Le personnel des opérations spéciales israéliennes et les officiers du renseignement auraient travaillé depuis des sites situés dans le sud de l'Azerbaïdjan, à environ 100 kilomètres de Tabriz. Et surtout, le brut azerbaïdjanais, qui représentait 46 % des importations pétrolières d'Israël l'année dernière, a continué d'arriver via un système de pipelines qui contourne l'interdiction iranienne. Par conséquent, l’arme la plus efficace de l’Iran dans ce conflit, le détroit d’Ormuz, n’affecte pas directement Israël, qui reçoit la majorité de ses importations le long d’un axe Caspienne-Méditerranée que les forces iraniennes ne peuvent atteindre.

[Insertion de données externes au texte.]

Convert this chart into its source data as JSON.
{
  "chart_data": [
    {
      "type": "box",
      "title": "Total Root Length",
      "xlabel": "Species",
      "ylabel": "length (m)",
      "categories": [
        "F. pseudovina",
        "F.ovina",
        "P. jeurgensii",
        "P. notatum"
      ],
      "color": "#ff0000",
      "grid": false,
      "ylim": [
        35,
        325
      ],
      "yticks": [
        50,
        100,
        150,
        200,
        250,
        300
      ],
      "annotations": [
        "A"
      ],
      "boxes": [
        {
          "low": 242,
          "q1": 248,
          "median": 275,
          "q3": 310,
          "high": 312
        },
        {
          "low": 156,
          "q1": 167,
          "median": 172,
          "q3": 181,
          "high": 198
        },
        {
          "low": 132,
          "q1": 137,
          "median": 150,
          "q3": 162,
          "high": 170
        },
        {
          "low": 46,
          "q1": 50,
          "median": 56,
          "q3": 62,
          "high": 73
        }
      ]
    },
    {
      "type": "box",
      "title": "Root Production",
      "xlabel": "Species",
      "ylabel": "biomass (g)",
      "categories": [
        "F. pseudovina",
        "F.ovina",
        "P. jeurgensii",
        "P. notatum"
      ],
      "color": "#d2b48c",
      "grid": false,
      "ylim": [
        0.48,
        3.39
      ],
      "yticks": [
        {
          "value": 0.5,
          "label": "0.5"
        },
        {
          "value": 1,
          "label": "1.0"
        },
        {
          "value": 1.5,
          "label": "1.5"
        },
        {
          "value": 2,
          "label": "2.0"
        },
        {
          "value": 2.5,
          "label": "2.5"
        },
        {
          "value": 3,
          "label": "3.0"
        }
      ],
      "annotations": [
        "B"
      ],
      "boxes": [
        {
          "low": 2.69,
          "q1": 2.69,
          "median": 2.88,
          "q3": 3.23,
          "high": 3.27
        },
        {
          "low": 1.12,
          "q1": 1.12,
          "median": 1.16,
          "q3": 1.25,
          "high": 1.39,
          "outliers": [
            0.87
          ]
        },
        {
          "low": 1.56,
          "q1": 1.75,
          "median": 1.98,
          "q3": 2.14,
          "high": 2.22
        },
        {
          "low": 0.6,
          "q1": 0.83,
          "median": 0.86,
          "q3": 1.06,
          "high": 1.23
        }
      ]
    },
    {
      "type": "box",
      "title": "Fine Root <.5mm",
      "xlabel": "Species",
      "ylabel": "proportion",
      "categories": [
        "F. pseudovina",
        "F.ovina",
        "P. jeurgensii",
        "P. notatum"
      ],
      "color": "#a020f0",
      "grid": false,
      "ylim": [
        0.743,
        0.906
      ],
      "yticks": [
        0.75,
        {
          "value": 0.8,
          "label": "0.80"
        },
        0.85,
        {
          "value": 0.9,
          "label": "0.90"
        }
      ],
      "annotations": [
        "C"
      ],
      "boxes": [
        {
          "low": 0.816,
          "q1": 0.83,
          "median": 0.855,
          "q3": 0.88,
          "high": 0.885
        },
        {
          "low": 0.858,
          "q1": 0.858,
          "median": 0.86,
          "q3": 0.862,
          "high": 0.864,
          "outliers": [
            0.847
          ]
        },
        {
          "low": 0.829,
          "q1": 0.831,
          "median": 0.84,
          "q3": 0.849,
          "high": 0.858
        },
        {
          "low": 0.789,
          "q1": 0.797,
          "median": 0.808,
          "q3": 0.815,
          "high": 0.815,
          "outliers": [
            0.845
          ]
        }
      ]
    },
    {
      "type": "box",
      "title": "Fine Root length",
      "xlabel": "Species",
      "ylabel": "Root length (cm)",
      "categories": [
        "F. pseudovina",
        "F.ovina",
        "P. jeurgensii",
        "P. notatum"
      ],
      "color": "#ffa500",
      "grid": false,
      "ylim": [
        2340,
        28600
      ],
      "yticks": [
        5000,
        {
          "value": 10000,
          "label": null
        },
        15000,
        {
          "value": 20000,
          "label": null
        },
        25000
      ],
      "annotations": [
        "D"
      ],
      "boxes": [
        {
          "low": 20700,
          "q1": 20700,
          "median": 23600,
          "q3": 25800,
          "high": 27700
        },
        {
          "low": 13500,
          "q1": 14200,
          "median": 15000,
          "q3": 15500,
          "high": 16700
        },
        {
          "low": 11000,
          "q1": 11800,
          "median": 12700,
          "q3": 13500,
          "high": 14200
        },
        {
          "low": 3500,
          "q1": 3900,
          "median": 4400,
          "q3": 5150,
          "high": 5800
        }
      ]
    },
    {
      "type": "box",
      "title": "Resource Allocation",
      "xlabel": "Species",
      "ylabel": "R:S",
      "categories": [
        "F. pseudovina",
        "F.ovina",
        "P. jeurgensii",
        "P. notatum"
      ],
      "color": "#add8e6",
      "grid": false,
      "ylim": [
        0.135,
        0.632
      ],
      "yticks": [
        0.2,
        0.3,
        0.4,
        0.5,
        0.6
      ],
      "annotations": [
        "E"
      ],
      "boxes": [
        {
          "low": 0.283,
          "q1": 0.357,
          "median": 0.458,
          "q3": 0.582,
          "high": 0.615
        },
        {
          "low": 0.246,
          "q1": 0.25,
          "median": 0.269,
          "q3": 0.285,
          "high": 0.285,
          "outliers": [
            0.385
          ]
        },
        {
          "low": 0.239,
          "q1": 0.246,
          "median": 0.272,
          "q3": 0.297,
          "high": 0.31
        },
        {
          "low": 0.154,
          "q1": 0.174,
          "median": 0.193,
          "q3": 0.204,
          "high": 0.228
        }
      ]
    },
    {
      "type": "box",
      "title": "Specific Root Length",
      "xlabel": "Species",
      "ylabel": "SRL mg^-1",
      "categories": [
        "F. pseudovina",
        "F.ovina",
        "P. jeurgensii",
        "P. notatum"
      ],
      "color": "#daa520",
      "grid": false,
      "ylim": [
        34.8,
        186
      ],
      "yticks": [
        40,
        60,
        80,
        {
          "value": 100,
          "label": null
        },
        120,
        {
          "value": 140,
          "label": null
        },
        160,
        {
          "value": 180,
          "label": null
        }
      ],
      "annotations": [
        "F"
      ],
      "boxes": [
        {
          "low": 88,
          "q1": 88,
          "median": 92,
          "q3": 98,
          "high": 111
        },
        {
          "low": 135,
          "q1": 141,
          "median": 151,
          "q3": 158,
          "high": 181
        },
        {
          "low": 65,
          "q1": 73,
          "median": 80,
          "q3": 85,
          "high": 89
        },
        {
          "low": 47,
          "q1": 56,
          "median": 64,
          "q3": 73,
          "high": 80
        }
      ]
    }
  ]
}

Israël stationne des dizaines de membres des forces armées et des services spéciaux dans le sud de l'Azerbaïdjan, à proximité immédiate de la frontière nord de l'Iran. Les enquêtes ont révélé qu'un contingent israélien comprenait des forces spéciales, des membres de l'élément de combat et de sauvetage héliporté de l'armée de l'air et des officiers du Mossad. Leur rôle initial était de servir d’équipes de secours d’urgence, mais leurs activités se sont étendues à la collecte de renseignements et aux opérations de drones. La frappe qui a tué Rahman Moqadam, chef de la division des opérations spéciales du CGRI, aurait été lancée depuis l'Azerbaïdjan.
Des agents israéliens avaient installé des équipements de surveillance le long de la frontière iranienne début 2026, quelques semaines avant le début de la campagne, estimant que la diplomatie américaine avec l’Iran finirait par échouer.

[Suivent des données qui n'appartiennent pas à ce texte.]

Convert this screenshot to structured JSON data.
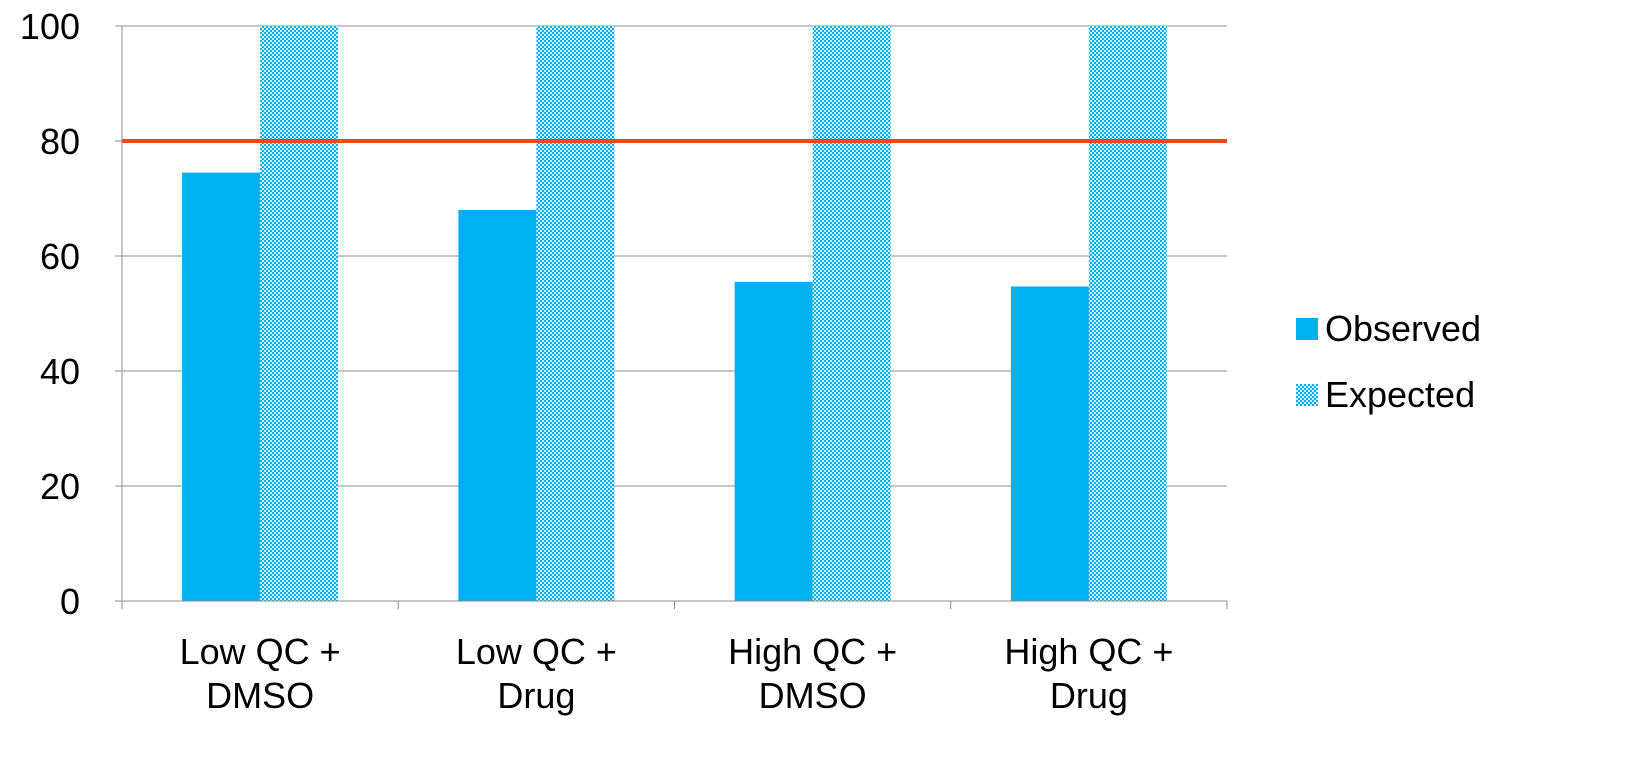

Bakou a rejeté ces allégations, les qualifiant de sans fondement, et Tel Aviv refuse de commenter. Compte tenu de la stratégie de sécurité régionale plus large d’Israël, une présence militaire secrète en Azerbaïdjan ne serait pas une anomalie. Tel Aviv exploite des installations militaires en Irak, en Syrie, aux Émirats arabes unis et au Somaliland. Ensemble, ces sites placent les forces israéliennes le long des frontières sud, ouest et nord de l'Iran, permettant la collecte de renseignements et servant d'avant-postes pour les opérations militaires. Ce qui rend la présence de Tsahal en Azerbaïdjan plus pertinente est la géographie de l’architecture de défense aérienne de l’Iran. Les systèmes sol-air et les radars iraniens sont construits principalement pour contrer les menaces venant du sud et de l’ouest, où se trouvent les bases américaines et d’où pourraient provenir les raids israéliens, tandis que la frontière nord est celle dans laquelle l’Iran a le moins investi. Opérer depuis le sud de l’Azerbaïdjan met également les moyens de récupération à la portée des équipages.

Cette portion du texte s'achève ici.